Le centre est quand même vieux ; avez-vous des perspectives pour l’avenir ; est ce qu’il y a encore des défis à relever ?

Nous aimerions améliorer et augmenter la production, la qualité et la quantité produite. Aussi comme je vous l’avais dit, au niveau des techniques, c’est l’amélioration chez les producteurs. Que l’Etat s’investisse pour accompagner l’apiculture comme les autres filières.  Nous attendons que l’Etat nous accompagne en nous appuyant en matière de  formation et de matériel afin que l’apiculture soit une filière reconnue et rentable. Voici ce que nous avons comme perspectives.

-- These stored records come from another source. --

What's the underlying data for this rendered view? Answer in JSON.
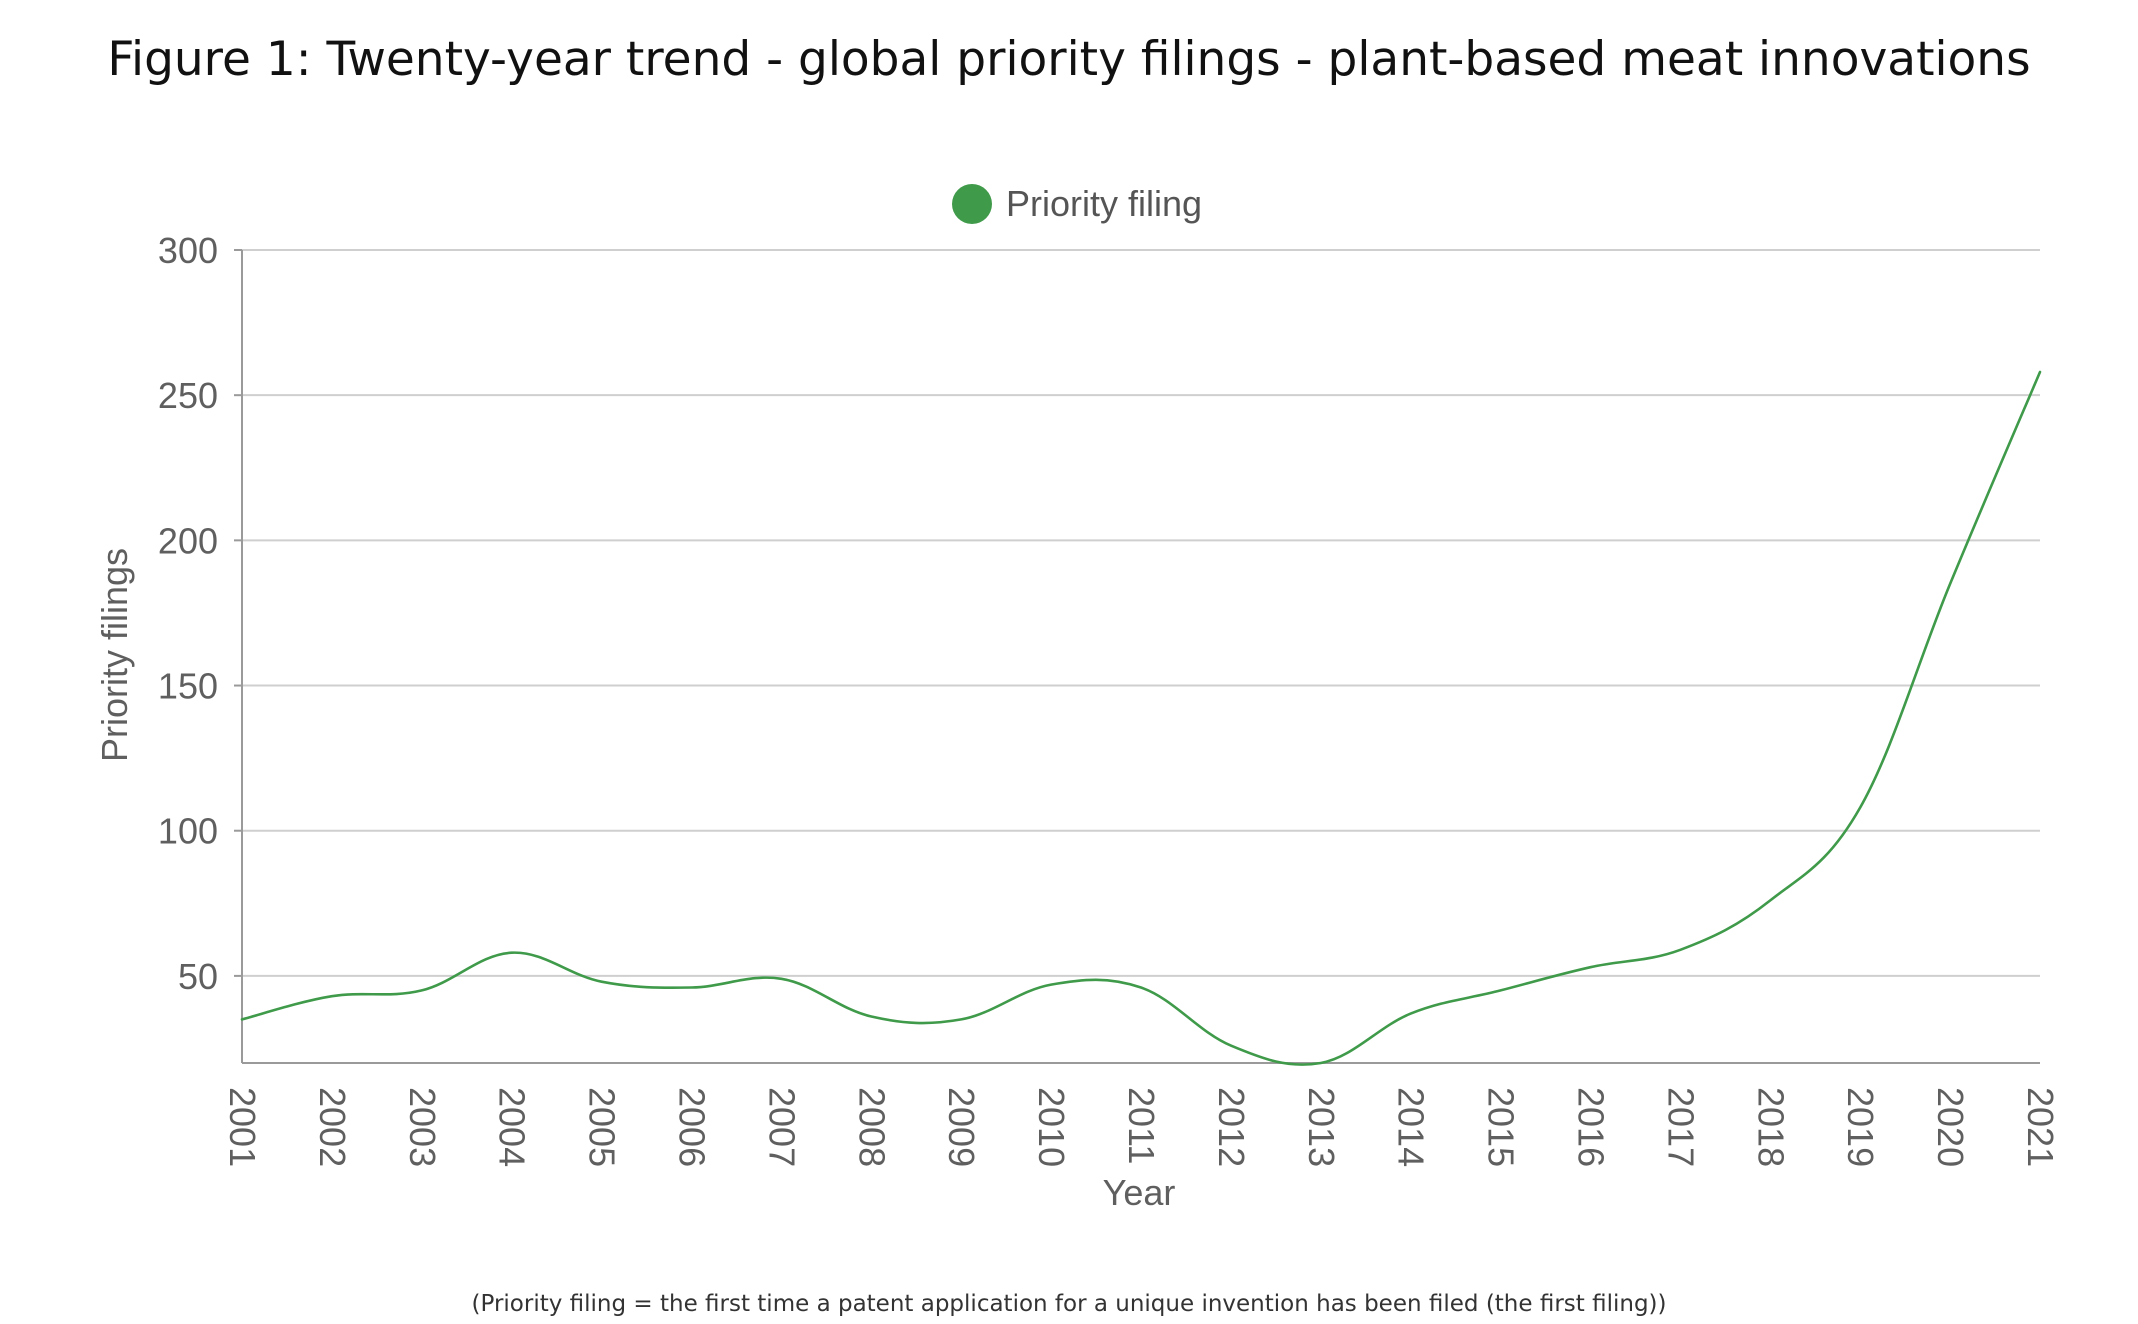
{
  "title": "Figure 1: Twenty-year trend - global priority filings - plant-based meat innovations",
  "footnote": "(Priority filing = the first time a patent application for a unique invention has been filed (the first filing))",
  "chart_data": {
    "type": "line",
    "x": [
      "2001",
      "2002",
      "2003",
      "2004",
      "2005",
      "2006",
      "2007",
      "2008",
      "2009",
      "2010",
      "2011",
      "2012",
      "2013",
      "2014",
      "2015",
      "2016",
      "2017",
      "2018",
      "2019",
      "2020",
      "2021"
    ],
    "series": [
      {
        "name": "Priority filing",
        "color": "#3f9a4a",
        "values": [
          35,
          43,
          45,
          58,
          48,
          46,
          49,
          36,
          35,
          47,
          46,
          26,
          20,
          37,
          45,
          53,
          59,
          76,
          108,
          185,
          258
        ]
      }
    ],
    "xlabel": "Year",
    "ylabel": "Priority filings",
    "ylim": [
      20,
      300
    ],
    "yticks": [
      "50",
      "100",
      "150",
      "200",
      "250",
      "300"
    ],
    "legend": "top-center",
    "grid": true
  }
}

Aujourd’hui, l’heure est à la promotion de l’entreprenariat et l’auto-emploi. Avec votre expérience, quels conseils avez-vous à l’endroit des jeunes qui voudraient se lancer dans l’entreprenariat ?

Si j’ai des conseils à donner c’est avoir de bonnes idées et défendre ces idées, ne pas abandonner à la moindre difficulté. Comme je l’ai dit, ce centre nous l’avons créé en 1993 avec le directeur. Il y a eu beaucoup de difficultés que nous avons traversées. Et ce n’est pas fini, nous avons toujours des défis à relever : qu’on sache cela et quand on persévère on arrive à atteindre ses objectifs. Le marché est-là, le Burkina est très grand aujourd’hui. Aujourd’hui on n’arrive presque pas à satisfaire en matière de services beaucoup de choses. Je leur souhaite du courage, à tous ces jeunes ; si tout le monde s’investit, nous aurons un Burkina meilleur.

Nous sommes à la fin de notre entretien, avez-vous des informations complémentaires pour les lecteurs de Burkina 24 ?

Tout d’abord je vous remercie d’avoir pris l’initiative de nous approcher. A l’endroit des producteurs de la région nous demandons qu’ils s’investissent davantage dans la production du miel parce que nous voyons combien ça aide les familles qui produisent le miel. En 1993 l’assiettée que l’on pouvait acheter à 5000 f, aujourd’hui si ce n’est pas à 10000 ou 15000 f vous ne pouvez pas avoir cette quantité-là.

A l’endroit consommateurs nous disons de consommer le miel du Gourma qui est de qualité et bien pour la santé. Je remercie tout le monde, les partenaires qui nous ont toujours accompagné jusqu’aujourd’hui ; nous leur demandons de toujours accompagner la filière apicole pour sa promotion.